Sou tão intoxicado pelos livros que li e leio – não consigo parar de ler porque não consigo parar de pensar – que acredito numa coisa chamada “Esclarecimento”, lida das palavras de um homem muito religioso, que chamam de filósofo. Talvez ele mesmo não acreditava no que escrevia. Bem, isso eu não sei, mas o que sei é que este homem muito religioso disse que podemos fazer uso do nosso próprio entendimento sem a ajuda de ninguém. Que não estamos condenados à alternância eterna entre o mando e a obediência (ou à eterna obediência). Este homem muito religioso, calmo, tranqüilo, me intoxicou. Não consigo mais ter o cinismo, a abjeção, a mesquinhez, em simplesmente obedecer, quando não concordo com alguma coisa. Isto me torna uma pessoa nada confiável. Canalha. Perigosa.
Não vou fazer chantagem emocional aqui, dizendo que estou certo. O ser humano é um animal obediente, e não um animal político. Não nutro confiança que o ser humano, em seu humanismo construído por séculos, saia desta condição por decreto. “A partir desta data, é permitido a todos o uso de seu próprio entendimento. Todas as disposições em contrário estão revogadas”. Não creio nisto.
Tenho complexo de Aquiles: acho que é preciso ser corajoso e ter sua própria opinião das coisas, mesmo que seja necessário, para isso, enfrentar as enormes muralhas dos pequenos grupos. Grande tragédia. Esqueci de ler a Ilíada a tempo de saber que Aquiles tem uma vida muito curta. Pela sua impertinência. Não adianta ser herói. As graças não serão recebidas, nem em vida, nem após a morte, nem nunca. Os que serão lembrados são aqueles que, pacientemente e com um grande sacrifício, obedeceram até chegar o momento de depender dos outros. Só os chefes são lembrados. Minha vaidade de herói perdido é simplesmente hilária. Não consigo sequer fazer com que as pessoas não me olhem de soslaio. Mas elas olham de soslaio, viram as costas, em sinal de luto. “Para mim, você morreu.” Isto é um grande peso para mim, pois não consigo ser covarde e escravo. Acho que devo ter ouvido e visto muitos contos de fada na minha infância. Não consigo ter a velha e boa hipocrisia, própria da nossa boa e velha civilização, para simplesmente ser mais um no grupo.

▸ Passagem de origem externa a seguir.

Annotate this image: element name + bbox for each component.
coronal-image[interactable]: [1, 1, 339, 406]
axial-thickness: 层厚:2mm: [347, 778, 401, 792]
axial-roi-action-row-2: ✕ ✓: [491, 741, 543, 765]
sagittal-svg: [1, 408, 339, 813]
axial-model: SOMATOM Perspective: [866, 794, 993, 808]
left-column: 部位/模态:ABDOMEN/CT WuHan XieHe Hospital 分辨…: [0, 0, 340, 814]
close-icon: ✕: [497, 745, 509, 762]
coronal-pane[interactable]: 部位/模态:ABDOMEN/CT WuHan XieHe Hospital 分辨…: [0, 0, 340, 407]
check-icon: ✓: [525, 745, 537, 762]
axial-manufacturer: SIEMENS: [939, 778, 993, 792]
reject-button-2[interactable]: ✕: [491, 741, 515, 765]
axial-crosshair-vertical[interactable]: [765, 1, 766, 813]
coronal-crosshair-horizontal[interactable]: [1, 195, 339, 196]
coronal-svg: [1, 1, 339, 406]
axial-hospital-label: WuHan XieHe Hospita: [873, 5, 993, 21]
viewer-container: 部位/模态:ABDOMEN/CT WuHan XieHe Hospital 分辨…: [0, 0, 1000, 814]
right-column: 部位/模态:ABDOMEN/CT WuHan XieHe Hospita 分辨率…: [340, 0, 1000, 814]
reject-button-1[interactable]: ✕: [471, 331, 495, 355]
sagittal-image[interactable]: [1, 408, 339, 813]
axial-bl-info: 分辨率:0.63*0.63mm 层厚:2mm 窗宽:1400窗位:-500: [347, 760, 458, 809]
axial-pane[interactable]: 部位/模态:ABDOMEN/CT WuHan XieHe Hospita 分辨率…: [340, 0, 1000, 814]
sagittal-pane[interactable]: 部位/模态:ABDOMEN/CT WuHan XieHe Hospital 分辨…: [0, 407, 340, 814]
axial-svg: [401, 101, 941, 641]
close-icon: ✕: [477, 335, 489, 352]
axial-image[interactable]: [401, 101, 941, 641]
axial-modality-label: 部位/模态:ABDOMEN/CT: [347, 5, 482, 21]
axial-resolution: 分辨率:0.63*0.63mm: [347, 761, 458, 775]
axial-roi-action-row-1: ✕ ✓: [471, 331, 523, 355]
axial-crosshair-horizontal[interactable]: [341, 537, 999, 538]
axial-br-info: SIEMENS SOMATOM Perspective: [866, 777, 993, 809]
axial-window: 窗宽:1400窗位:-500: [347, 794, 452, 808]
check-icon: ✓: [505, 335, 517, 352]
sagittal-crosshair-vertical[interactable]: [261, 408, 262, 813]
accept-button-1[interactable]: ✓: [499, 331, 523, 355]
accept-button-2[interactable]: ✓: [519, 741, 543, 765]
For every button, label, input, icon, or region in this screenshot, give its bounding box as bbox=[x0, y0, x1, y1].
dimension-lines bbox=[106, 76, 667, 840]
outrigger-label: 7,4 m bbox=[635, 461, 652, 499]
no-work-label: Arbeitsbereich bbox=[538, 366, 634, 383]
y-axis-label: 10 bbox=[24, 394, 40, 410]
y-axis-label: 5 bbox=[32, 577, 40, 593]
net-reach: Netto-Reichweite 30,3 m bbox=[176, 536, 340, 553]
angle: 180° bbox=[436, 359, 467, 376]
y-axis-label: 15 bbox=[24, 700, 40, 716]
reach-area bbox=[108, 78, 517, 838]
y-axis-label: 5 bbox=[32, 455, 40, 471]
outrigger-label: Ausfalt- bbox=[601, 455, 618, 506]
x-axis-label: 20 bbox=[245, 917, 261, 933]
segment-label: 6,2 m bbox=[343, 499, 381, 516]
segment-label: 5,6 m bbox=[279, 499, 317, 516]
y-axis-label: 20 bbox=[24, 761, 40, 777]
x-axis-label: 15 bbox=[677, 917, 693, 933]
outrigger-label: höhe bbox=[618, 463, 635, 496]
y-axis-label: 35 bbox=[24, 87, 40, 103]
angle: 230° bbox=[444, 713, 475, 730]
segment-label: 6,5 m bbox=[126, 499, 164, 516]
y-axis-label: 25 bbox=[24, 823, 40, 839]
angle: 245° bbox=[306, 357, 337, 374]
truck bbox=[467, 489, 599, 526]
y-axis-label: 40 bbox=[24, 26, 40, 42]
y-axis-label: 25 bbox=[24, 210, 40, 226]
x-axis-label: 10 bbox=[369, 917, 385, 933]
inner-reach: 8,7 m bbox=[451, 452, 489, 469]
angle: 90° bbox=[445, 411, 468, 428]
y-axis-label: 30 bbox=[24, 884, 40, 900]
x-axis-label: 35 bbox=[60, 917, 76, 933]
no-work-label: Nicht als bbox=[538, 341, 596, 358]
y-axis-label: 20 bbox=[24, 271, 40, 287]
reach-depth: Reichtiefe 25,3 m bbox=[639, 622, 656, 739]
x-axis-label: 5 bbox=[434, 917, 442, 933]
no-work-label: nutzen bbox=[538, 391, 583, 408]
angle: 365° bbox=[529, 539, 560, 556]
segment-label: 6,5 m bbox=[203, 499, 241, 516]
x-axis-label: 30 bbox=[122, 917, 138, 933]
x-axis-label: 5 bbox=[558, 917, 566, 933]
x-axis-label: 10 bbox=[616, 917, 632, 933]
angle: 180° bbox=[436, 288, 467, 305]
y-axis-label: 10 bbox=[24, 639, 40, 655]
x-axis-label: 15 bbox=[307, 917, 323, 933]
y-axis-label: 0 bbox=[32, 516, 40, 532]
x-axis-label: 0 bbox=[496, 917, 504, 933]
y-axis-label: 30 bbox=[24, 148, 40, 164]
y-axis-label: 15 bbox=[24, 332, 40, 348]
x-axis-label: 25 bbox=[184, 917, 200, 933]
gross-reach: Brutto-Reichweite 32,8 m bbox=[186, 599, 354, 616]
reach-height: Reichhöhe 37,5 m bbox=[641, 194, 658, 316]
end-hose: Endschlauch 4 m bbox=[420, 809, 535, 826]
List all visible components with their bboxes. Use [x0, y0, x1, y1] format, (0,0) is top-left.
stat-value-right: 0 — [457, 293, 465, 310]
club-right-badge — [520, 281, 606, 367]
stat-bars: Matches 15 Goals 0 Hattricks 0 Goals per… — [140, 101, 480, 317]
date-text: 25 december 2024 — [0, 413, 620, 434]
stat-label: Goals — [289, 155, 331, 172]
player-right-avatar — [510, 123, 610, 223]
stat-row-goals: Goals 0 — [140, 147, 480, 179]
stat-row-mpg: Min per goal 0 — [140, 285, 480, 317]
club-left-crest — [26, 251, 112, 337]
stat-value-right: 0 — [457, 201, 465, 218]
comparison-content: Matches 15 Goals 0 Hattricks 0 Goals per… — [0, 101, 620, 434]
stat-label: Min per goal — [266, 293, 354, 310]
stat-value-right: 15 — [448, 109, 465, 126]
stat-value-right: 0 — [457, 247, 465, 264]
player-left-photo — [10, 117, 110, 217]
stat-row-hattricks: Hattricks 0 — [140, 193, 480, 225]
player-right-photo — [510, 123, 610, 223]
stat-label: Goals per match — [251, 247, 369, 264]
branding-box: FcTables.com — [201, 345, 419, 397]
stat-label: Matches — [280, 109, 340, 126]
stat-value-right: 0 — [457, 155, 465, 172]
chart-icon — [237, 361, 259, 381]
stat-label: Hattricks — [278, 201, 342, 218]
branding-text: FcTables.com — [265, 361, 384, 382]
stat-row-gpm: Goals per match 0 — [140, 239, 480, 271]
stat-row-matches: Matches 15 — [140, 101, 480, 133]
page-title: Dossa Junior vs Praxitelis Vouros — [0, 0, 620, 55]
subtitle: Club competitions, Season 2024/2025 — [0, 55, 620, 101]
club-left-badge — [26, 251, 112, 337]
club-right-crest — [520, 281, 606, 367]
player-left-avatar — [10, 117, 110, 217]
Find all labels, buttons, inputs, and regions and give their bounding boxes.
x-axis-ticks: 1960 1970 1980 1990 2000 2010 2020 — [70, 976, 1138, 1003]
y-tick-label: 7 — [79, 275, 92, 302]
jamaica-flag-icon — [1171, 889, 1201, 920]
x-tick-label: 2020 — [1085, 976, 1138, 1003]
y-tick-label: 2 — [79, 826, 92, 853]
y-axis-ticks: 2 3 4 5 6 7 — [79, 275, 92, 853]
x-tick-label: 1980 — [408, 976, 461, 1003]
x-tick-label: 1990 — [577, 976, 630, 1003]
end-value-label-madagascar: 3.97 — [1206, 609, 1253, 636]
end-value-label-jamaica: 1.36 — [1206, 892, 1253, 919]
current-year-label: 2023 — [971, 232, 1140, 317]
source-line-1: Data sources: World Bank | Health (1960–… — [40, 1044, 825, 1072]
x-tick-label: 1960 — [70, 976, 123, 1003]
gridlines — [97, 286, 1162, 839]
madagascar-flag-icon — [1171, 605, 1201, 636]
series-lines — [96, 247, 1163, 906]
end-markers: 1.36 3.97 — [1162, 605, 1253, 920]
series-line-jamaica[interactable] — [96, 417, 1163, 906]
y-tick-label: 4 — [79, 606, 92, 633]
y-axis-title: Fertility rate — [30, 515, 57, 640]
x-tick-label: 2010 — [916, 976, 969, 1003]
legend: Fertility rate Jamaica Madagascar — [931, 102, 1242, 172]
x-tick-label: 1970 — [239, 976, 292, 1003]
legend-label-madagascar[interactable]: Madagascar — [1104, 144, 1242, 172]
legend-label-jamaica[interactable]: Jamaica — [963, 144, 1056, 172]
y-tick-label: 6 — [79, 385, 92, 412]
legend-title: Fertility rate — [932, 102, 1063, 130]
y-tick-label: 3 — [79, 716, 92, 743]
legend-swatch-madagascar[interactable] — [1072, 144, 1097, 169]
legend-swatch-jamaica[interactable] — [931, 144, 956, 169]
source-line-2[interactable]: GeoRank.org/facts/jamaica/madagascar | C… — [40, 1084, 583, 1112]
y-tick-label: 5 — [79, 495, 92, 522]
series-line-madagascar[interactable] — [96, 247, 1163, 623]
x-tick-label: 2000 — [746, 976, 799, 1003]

Portas fechadas, meu caro. Mas esta é a minha tragédia. Não a desejo para ninguém. Ter este tipo de postura não me torna ninguém melhor do que os outros; não tenho ego para isto.
Sou apenas uma pessoa nada confiável.
Um verdadeiro canalha, que os outros olham de soslaio.

3 comentários:

Aldemar Norek disse...

Bem, depois de ler isto a gente fica esperando a parte dois.

E conclui que esta é ma civilização SM.

Quanto à dependência do dominador, só um cego não vê.Um dominador precisa de um dominado. Ou uns.

O começo me lembrou um pouco Notas do Subsolo: "Sou um homem doente, etc". Mas isso é bom.

Ainda não cheguei em Adorno e Horkheimer, mas vou chegar lá, apesar das análises do Adorno sobre música serem em geral furadas. Ninguém pode acertar todas.

Sobre os pequenos grupos, tenho um verbete no Pequeno Dicionário de Aproximações, postado aqui, em que toco no assunto.

Bem, enfim, gostei.
abração.

Álogos disse...

Aldemar,

valeu pelas observações. Como coloquei acima, a ideia era mesclar o discurso sobre o filho-da-puta com as memórias do subsolo. Nada melhor do que um professor crédulo para encarnar as duas figuras ao mesmo tempo.

Vou dar uma olhada no verbete sobre os pequenos grupos.

Grande abraço.

Álogos disse...

Acabei de olhar o verbete, que suponho ser Elite. Muito bom. Acho que expressa bem o que tentei escrever.

Abraço.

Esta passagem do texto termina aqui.